Ticor’s suit states that it terminated its contract with Counselors on March 13, but that Counselors continued to “issue purported Ticor title insurance ‘commitments’” and “is representing to its customers that Ticor remains its title insurance underwriter.”

In the filing, Ticor said it was aware of eight affected borrowers in Illinois, Indiana and Ohio, including Franson, and loans totaling almost $1.6 million. The suit also stated that Counselors told Ticor a fire destroyed many of its records at its Crestwood office in January and, as a result, it was unsure how many other checks it issued would bounce.

Ticor’s suit also claims the Erwins and Sichak are personally liable for Counselors’ failure to comply with its agency agreement. In court filings, Counselors, the Erwins and Sichak deny the allegations.

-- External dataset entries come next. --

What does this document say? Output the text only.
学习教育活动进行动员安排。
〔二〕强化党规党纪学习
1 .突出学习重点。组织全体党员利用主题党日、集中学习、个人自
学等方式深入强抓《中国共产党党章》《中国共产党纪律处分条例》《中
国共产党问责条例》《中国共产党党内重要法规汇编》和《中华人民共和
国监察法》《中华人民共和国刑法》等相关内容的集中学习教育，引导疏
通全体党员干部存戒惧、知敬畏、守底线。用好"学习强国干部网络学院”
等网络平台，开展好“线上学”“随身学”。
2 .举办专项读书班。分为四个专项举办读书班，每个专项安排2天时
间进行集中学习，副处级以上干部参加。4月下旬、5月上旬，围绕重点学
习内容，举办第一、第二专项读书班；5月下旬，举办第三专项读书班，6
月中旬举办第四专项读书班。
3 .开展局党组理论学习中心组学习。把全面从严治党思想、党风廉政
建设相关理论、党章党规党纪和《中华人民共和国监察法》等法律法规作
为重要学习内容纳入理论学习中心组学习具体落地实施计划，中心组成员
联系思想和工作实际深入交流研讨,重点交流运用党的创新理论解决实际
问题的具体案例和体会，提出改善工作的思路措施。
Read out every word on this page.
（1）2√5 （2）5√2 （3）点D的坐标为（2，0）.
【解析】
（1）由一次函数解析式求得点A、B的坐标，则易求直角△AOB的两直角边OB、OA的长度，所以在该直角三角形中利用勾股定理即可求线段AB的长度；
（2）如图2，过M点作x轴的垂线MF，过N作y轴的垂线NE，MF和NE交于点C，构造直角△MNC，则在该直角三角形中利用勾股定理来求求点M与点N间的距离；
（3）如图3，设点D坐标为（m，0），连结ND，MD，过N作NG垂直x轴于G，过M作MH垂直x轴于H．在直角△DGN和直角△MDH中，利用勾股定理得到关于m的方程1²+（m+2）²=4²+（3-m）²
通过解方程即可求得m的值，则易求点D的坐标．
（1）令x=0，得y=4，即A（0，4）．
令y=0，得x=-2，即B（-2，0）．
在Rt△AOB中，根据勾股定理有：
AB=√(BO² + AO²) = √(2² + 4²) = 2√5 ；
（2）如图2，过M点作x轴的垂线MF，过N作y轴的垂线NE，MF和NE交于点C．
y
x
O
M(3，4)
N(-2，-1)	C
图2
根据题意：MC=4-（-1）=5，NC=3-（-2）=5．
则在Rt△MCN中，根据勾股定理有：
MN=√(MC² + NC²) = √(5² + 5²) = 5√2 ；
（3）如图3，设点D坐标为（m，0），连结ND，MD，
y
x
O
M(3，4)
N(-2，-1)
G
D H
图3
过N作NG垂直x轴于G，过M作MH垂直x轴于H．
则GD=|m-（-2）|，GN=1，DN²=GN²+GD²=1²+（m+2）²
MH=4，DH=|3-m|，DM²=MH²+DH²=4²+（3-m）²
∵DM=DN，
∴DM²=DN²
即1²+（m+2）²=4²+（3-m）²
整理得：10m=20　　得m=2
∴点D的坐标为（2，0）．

Since spring, other affected area homeowners have received delinquency notices from lenders holding their previous mortgages, because they are making monthly payments on the new loans, not the old ones they thought were extinguished. The borrowers continue to have conversations with what they consider their previous lenders.

For Thomas and Bonnie Kliros, the refinancing closing, did not raise any red flags or seem different than others they’ve done. Since notifying the couple that the payoff check bounced, Washington Mutual, now owned by Chase, has issued a default letter, which has affected their credit rating, but has not initiated foreclosure proceedings.

“I’m really in limbo right now,” Bonnie Kliros said. “It seemed like a good idea. It’s just been so complicated.”

Steven Bashaw, Franson’s attorney, said he is working on multiple cases like Franson’s in which payoff checks were never cut, never received or were deposited and subsequently bounced.

“Jeff Franson is the tip of the iceberg,” he said.

In fighting Franson’s foreclosure, Bashaw plans to rely on a letter issued by Chase two weeks after the closing that stated the lender had received the payoff funds. It was another two weeks later that Chase notified Franson that the payoff check had bounced.

If the foreclosure goes through and Chase purchases the property at the sheriff’s auction, the bank plans to allow Franson to remain in the home he built in 1993 while it waits to get paid by the title company.

“That doesn’t sound good to me,” Franson said. “I don’t like the fact that they still want to foreclose on my house. It’s none of my doing and none of my fault, and I’m catching all the grief from it.”